AT the core of cellist Matt Haimovitz's musical gift are the usual traits we expect of a virtuoso. In his hands, commanding technique combines with interpretive subtlety and an infectious passion. What sets him apart is a fresh and slightly radical attitude toward venues: He books himself into nightclubs rather than more pristine chamber music rooms.
On Tuesday, he performed in the large lobby area of the Knitting Factory in Hollywood. Listeners arranged themselves casually around the room or on plastic chairs close to the small stage, soaking up an experiment that worked artistic wonders.
Just because Haimovitz opts to cross the barrier separating high and "street" culture doesn't mean he's out to pander to a rock crowd or dumb down the repertoire.

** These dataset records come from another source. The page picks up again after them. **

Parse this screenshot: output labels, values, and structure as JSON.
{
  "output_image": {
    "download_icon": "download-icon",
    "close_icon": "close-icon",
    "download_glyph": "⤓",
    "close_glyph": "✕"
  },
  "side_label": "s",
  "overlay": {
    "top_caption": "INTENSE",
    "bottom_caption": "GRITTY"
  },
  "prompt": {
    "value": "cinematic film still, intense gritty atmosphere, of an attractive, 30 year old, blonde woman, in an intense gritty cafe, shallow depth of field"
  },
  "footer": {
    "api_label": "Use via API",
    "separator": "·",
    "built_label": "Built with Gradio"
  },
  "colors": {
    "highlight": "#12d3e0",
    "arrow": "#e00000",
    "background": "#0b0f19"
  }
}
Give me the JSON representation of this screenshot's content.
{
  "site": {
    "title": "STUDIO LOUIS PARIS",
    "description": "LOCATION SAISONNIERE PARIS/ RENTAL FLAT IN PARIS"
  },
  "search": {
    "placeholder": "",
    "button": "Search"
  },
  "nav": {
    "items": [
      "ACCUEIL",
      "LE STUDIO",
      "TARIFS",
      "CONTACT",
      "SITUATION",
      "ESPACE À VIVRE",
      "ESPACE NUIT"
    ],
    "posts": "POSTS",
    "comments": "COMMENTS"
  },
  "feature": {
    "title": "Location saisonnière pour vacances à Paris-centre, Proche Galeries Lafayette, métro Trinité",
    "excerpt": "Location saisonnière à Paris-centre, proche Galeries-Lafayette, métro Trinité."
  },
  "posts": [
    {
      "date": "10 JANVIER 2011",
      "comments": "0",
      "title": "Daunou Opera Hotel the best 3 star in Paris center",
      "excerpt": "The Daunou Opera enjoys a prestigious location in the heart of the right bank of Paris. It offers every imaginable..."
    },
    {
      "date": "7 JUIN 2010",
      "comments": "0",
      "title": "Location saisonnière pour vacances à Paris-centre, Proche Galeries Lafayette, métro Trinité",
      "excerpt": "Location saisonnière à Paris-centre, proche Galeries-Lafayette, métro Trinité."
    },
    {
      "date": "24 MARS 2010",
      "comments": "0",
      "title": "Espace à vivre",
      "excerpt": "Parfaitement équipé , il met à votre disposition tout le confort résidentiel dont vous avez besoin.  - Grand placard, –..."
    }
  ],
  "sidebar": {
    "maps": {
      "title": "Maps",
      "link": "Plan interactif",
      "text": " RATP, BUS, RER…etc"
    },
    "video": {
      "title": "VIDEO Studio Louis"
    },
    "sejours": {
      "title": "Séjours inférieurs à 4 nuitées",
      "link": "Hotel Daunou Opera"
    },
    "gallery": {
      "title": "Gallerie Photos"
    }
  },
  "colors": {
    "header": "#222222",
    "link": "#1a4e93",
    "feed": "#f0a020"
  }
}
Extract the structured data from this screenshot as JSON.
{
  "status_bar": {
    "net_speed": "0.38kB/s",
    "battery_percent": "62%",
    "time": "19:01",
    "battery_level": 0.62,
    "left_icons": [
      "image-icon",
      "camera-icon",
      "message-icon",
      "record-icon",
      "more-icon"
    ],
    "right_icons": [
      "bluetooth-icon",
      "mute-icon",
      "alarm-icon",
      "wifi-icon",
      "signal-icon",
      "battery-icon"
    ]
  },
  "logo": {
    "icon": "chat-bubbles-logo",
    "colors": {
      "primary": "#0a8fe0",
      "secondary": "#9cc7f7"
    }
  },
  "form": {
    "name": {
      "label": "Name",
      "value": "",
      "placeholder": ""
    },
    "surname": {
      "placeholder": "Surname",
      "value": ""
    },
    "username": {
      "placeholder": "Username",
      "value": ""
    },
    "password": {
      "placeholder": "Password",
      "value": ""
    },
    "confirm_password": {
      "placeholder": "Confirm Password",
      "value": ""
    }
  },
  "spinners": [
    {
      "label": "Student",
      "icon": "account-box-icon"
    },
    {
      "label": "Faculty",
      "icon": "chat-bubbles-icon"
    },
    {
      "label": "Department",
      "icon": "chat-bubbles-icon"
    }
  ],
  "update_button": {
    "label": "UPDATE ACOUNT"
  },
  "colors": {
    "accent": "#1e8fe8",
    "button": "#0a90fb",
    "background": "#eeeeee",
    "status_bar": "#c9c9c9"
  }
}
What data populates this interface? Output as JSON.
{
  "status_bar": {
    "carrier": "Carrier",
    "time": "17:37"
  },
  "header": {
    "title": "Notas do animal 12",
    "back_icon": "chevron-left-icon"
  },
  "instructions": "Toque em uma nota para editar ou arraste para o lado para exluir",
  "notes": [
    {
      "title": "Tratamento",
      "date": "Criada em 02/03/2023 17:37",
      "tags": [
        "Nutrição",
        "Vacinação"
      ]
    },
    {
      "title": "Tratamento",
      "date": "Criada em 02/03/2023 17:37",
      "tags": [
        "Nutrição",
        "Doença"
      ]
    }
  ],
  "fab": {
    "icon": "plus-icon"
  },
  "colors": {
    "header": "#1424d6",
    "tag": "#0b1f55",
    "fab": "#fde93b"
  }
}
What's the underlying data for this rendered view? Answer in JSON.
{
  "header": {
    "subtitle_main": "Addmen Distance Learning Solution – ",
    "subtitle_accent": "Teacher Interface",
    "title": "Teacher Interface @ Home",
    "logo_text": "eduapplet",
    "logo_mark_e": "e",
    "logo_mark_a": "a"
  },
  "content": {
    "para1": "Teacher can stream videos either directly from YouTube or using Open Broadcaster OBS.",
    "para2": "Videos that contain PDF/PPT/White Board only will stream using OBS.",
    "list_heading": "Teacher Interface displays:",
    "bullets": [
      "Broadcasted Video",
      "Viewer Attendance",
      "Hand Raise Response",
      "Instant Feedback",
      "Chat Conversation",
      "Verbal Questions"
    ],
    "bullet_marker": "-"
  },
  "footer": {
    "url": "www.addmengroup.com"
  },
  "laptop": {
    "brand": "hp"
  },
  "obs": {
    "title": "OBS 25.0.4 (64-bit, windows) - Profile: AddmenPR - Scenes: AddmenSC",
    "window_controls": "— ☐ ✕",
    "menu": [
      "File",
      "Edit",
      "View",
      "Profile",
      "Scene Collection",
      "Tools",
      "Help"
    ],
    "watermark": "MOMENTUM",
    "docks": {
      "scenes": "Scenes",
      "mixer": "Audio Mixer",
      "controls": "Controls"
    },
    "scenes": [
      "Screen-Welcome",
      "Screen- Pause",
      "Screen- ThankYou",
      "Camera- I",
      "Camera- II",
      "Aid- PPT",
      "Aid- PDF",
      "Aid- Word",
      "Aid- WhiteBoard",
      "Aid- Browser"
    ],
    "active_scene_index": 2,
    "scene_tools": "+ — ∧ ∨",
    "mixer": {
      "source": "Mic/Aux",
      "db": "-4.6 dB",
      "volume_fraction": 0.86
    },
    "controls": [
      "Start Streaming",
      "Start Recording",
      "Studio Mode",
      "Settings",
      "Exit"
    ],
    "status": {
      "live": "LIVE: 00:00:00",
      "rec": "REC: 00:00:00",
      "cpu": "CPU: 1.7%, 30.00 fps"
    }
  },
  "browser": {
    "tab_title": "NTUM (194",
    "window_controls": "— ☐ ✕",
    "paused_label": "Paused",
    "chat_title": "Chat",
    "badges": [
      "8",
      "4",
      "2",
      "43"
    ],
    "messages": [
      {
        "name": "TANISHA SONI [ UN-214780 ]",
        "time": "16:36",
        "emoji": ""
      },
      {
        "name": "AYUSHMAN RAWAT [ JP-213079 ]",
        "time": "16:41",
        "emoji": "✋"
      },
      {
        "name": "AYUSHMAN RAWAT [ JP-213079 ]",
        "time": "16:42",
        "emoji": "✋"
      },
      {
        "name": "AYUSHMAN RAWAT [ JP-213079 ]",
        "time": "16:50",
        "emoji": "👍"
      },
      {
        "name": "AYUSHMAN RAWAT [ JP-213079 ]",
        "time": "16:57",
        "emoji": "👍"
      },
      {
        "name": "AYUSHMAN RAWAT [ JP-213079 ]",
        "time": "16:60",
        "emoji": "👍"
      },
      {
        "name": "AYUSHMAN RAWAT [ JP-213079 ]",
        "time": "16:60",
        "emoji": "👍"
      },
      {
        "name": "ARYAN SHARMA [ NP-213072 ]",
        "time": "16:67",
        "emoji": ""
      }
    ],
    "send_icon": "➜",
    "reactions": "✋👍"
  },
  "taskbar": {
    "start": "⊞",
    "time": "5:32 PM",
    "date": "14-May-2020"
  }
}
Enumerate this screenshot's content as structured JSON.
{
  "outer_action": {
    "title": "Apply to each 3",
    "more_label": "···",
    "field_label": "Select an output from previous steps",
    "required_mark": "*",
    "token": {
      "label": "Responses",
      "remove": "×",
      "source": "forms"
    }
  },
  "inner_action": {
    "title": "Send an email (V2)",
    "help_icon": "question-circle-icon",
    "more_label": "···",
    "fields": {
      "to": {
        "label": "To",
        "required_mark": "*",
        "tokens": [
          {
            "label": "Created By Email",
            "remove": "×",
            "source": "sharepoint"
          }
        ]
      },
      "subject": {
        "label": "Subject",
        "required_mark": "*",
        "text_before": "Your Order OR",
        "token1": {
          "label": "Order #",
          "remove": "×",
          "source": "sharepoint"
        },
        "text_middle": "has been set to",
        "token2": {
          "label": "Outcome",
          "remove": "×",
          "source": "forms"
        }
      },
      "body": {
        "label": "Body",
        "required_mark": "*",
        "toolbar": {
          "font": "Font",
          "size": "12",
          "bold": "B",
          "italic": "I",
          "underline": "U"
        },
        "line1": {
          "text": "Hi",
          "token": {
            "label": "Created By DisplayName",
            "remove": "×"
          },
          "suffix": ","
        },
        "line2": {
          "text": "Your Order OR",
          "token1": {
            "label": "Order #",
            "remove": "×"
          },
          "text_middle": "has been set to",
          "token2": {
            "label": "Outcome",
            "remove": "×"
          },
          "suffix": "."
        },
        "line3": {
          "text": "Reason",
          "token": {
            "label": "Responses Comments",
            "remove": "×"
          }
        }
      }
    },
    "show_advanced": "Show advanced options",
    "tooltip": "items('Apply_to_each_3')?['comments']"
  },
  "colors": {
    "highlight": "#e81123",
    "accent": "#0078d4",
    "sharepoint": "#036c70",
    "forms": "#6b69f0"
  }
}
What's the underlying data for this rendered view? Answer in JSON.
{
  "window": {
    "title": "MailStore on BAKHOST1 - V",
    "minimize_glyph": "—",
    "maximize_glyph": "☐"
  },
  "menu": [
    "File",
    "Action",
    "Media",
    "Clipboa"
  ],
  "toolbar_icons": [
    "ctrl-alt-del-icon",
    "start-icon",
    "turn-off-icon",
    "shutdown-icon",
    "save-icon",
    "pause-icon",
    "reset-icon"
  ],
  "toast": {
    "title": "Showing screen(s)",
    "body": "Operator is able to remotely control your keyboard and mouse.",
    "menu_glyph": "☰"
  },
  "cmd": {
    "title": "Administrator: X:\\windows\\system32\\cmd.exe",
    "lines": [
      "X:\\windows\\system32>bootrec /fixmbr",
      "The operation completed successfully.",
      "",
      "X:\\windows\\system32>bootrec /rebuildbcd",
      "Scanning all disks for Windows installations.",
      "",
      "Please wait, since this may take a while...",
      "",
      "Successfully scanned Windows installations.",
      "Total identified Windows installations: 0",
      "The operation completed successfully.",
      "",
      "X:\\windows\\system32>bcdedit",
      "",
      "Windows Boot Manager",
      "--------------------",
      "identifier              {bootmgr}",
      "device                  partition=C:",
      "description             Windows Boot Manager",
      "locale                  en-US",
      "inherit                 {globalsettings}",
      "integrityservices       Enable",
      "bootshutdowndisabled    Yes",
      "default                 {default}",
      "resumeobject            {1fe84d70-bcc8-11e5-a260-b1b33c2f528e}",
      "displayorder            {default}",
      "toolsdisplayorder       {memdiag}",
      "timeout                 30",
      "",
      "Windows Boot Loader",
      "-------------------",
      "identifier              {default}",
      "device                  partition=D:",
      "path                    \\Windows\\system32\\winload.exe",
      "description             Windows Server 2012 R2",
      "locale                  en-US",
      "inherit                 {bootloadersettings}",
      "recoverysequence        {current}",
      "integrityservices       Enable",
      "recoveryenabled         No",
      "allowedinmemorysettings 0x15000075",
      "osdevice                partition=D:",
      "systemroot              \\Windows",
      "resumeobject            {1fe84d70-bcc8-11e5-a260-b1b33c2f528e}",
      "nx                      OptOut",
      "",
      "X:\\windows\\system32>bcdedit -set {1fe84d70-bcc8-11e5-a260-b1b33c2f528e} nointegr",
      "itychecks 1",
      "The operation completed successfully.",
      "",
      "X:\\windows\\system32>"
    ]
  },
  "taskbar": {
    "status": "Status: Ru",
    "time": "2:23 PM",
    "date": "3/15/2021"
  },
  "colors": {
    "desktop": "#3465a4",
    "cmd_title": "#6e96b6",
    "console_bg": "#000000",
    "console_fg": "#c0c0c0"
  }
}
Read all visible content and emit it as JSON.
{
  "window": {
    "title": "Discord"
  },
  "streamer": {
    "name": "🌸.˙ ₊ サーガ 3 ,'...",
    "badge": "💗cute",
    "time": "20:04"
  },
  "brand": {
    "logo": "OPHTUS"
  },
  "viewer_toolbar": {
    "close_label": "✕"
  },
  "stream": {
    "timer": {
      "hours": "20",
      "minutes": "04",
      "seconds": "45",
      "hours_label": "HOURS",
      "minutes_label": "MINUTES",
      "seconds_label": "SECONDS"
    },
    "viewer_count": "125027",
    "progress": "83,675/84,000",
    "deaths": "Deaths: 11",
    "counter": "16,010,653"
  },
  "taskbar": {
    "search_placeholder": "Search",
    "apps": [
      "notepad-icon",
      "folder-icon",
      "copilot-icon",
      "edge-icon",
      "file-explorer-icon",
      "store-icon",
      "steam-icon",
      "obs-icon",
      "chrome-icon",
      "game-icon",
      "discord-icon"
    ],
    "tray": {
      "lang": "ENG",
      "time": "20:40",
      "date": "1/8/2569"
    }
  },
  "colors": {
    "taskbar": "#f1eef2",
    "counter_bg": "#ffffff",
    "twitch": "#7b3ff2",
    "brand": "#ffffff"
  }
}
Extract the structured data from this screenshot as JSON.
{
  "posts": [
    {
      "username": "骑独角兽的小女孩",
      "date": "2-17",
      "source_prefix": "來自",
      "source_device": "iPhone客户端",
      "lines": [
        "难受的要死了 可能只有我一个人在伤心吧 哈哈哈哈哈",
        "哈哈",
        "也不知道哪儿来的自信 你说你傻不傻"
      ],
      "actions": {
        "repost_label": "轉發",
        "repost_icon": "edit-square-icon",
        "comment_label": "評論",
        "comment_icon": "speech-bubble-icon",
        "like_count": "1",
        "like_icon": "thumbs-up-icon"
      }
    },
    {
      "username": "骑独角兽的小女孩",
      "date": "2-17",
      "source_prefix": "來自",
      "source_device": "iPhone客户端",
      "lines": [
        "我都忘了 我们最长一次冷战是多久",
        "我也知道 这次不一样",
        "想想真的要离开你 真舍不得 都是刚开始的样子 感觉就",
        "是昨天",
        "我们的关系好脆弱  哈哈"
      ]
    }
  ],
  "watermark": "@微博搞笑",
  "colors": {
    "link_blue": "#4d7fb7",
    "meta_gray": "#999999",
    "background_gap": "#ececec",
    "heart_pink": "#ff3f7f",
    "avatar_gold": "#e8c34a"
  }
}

The only genuine "rock" element Tuesday was his signature "Anthem" -- a variation on Jimi Hendrix's "Star-Spangled Banner" in which the cellist nimbly mimics the electric guitar's feedback squeals, thick distortion and malleable timbre. A more surprising, rock-like moment came with the driving, linear energy of Gyorgy Ligeti's early Sonata for Violoncello Solo.
Mostly, as pop elements infiltrate the new music scene -- including Philip Glass' riff-like compositional machinery -- Haimovitz moves in the opposite direction, bringing high-minded, challenging music to clubland.
Tuesday's program leaned heavily on Bach, the result of an unfortunate "encounter with Homeland Security," he joked ruefully. He had intended to feature his cello quartet on pieces from his new album, "Ghoulash," with Bartok and Led Zeppelin in the mix. But problems with punctilious U.S. immigration authorities at the Canadian border prevented the arrival of two musicians and one instrument.
Still, the show went on, and movingly. Bach, it turns out, plays well in rooms where drinks flow and acoustics are iffy. A similar Southland sensation occurred recently when Jeffrey Kahane and Uri Caine brought the composer's "Goldberg" Variations to the Jazz Bakery. At the Knitting Factory, Haimovitz's performances of the second cello suite, in D minor, and the first, in G, came across with power and depth, surviving the inherently compromising discoloration of amplification.
Indeed, apart from the Ligeti, the Hendrix and Osvaldo Golijov's serpentine "Omaramor," Tuesday's show was an illuminating Bach-analia, culminating with encores of the Prelude and the slow and supple Allemande from the sixth suite.